Центр литературной столицы был в квартире Зинаиды Гиппиус и Дмитрия Мережковского на Колоннель Боне. Каждое воскресенье с четырех до семи здесь проходили знаменитые журфиксы, которые со временем стали заседаниями общества «Зеленая лампа». Правда, для заседаний квартира не подходила: раз в месяц собирались в арендованном зале, и длилось это с 1927 по 1939 год. Впрочем, Одоевцева сама никогда не выступала, а почетное место в президиуме собрания обычно отводилось ее мужу, Георгию Иванову, которого после публикации сборника «Розы» провозгласили лучшим поэтом эмиграции.

Когда в 1932 году умер отец Одоевцевой, на полученное наследство она купила дом в Биаррице, но и этот дом не мог надолго оторвать от «Зеленой лампы». Ей были необходимы писательская атмосфера, изысканные парижские рестораны, взгляды поклонников и даже завистливые взоры писательниц и поэтесс. Первый же роман «Ангел смерти» (1928) оказался успешным, его сразу перевели на несколько языков. Тема взросления девочки, прощания с детством была популярной в русской литературе первой половины ХХ века. Главной героине Люке во сне является «ангел смерти», о котором она читала у Лермонтова. Открытие героиней физиологии своего тела напоминает «Детство Люверс» Б.Л. Пастернака, а переживания после кончины матери — «Детство» Л.Н. Толстого. В общем, это настоящая проза, написанная поэтом, с многочисленными реминисценциями, метафоричностью, ритмичным синтаксисом. В том же ключе написан и второй роман «Изольда», удостоенный язвительных замечаний В. Набокова. Здесь также в центре повествования девочка-подросток, но читает она не Лермонтова, в отличие от Люки, а «Бесов» Ф.В. Достоевского. Удивительно, что в эпоху утвердившегося фрейдизма писательский интерес к полу и телу подростка оказался шокирующим для критиков. Хотя М.Л. Слоним и говорил, что прозе Одоевцевой не удается удержаться на границе, разделяющей «просто литературу» и бульварную литературу, все же очевидно, что Одоевцева была в какой-то мере новатором: взгляд женщины-писательницы на девочку-подростка оказался свежим и неожиданным.
«Если бы это стало обычаем, Ирина Одоевцева могла быть увенчана по заслугам. Она кратка. Ее роман быстр. Он идет бесшумно. Его груз не отяжелен… Нигде нет словесной безмерности. В своих разговорах герои молниеносно перекликаются, быстро понимают друг друга, их слушаешь без утомления. Как хорошо: Ирина Одоевцева любит точку! Редкое пристрастие, трудный путь, ценное качество».
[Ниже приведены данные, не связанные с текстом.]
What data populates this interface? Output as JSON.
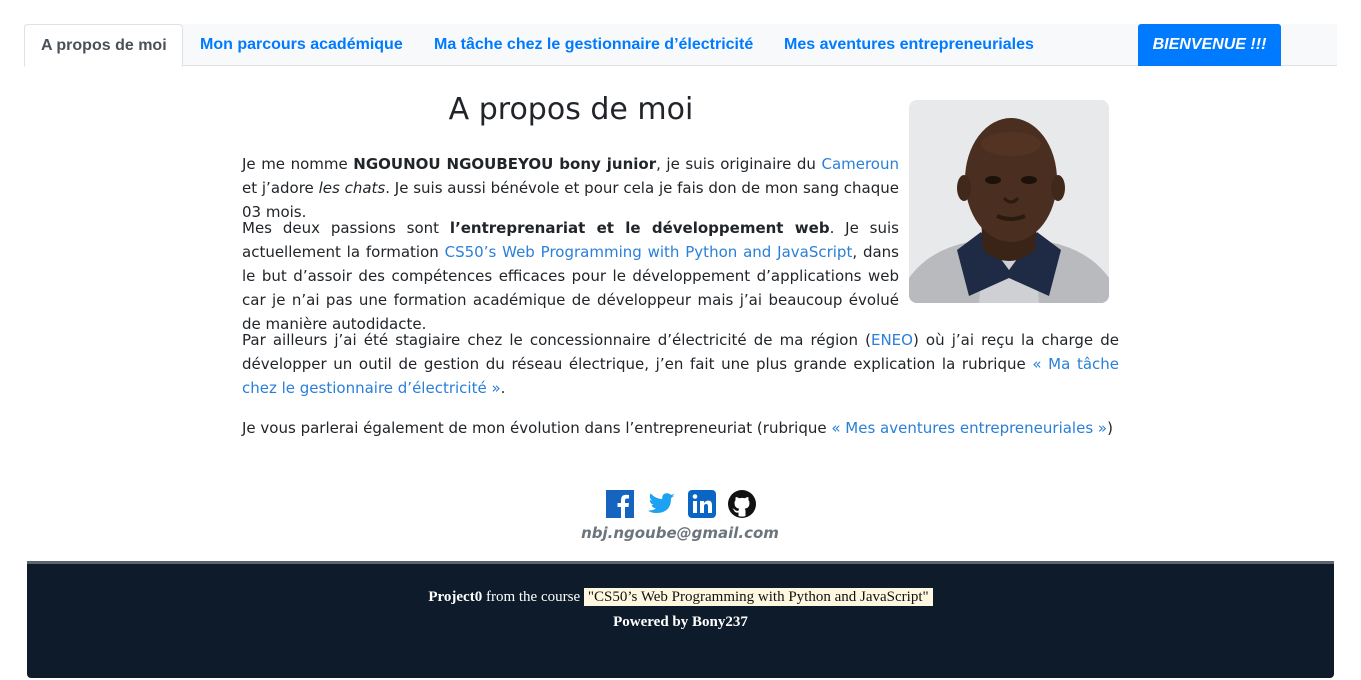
{
  "nav": {
    "tabs": [
      {
        "label": "A propos de moi",
        "active": true
      },
      {
        "label": "Mon parcours académique"
      },
      {
        "label": "Ma tâche chez le gestionnaire d’électricité"
      },
      {
        "label": "Mes aventures entrepreneuriales"
      }
    ],
    "welcome_label": "BIENVENUE !!!"
  },
  "main": {
    "title": "A propos de moi",
    "photo_alt": "portrait",
    "p1": {
      "t1": "Je me nomme ",
      "name": "NGOUNOU NGOUBEYOU bony junior",
      "t2": ", je suis originaire du ",
      "link_cameroun": "Cameroun",
      "t3": " et j’adore ",
      "cats": "les chats",
      "t4": ". Je suis aussi bénévole et pour cela je fais don de mon sang chaque 03 mois."
    },
    "p2": {
      "t1": "Mes deux passions sont ",
      "passions": "l’entreprenariat et le développement web",
      "t2": ". Je suis actuellement la formation ",
      "link_cs50": "CS50’s Web Programming with Python and JavaScript",
      "t3": ", dans le but d’assoir des compétences efficaces pour le développement d’applications web car je n’ai pas une formation académique de développeur mais j’ai beaucoup évolué de manière autodidacte."
    },
    "p3": {
      "t1": "Par ailleurs j’ai été stagiaire chez le concessionnaire d’électricité de ma région (",
      "link_eneo": "ENEO",
      "t2": ") où j’ai reçu la charge de développer un outil de gestion du réseau électrique, j’en fait une plus grande explication la rubrique ",
      "link_tache": "« Ma tâche chez le gestionnaire d’électricité »",
      "t3": "."
    },
    "p4": {
      "t1": "Je vous parlerai également de mon évolution dans l’entrepreneuriat (rubrique ",
      "link_aventures": "« Mes aventures entrepreneuriales »",
      "t2": ")"
    }
  },
  "social": {
    "icons": [
      "facebook-icon",
      "twitter-icon",
      "linkedin-icon",
      "github-icon"
    ],
    "colors": {
      "facebook": "#1565c0",
      "twitter": "#1da1f2",
      "linkedin": "#0a66c2",
      "github": "#111111"
    },
    "email": "nbj.ngoube@gmail.com"
  },
  "footer": {
    "project": "Project0",
    "from_course": " from the course ",
    "course": "\"CS50’s Web Programming with Python and JavaScript\"",
    "powered": "Powered by Bony237"
  },
  "colors": {
    "accent": "#007bff",
    "link": "#2a7fd8",
    "footer_bg": "#0d1b2a"
  }
}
П.М. Пильский. «Затуманившейся мир» (1929 г.)

В 1939 году появился роман «Зеркало», в центре которого была уже знакомая читателям Люка, только повзрослевшая на шесть лет. Изменилась эпоха — теперь это эпоха кинематографа. Гламур оказывается зримым воплощением эпохи, а резкие зримые образы, короткие описания и четкие диалоги говорят об ориентации Одоевцевой на кинематограф. Возможно, она надеялась, что роман станет сценарием.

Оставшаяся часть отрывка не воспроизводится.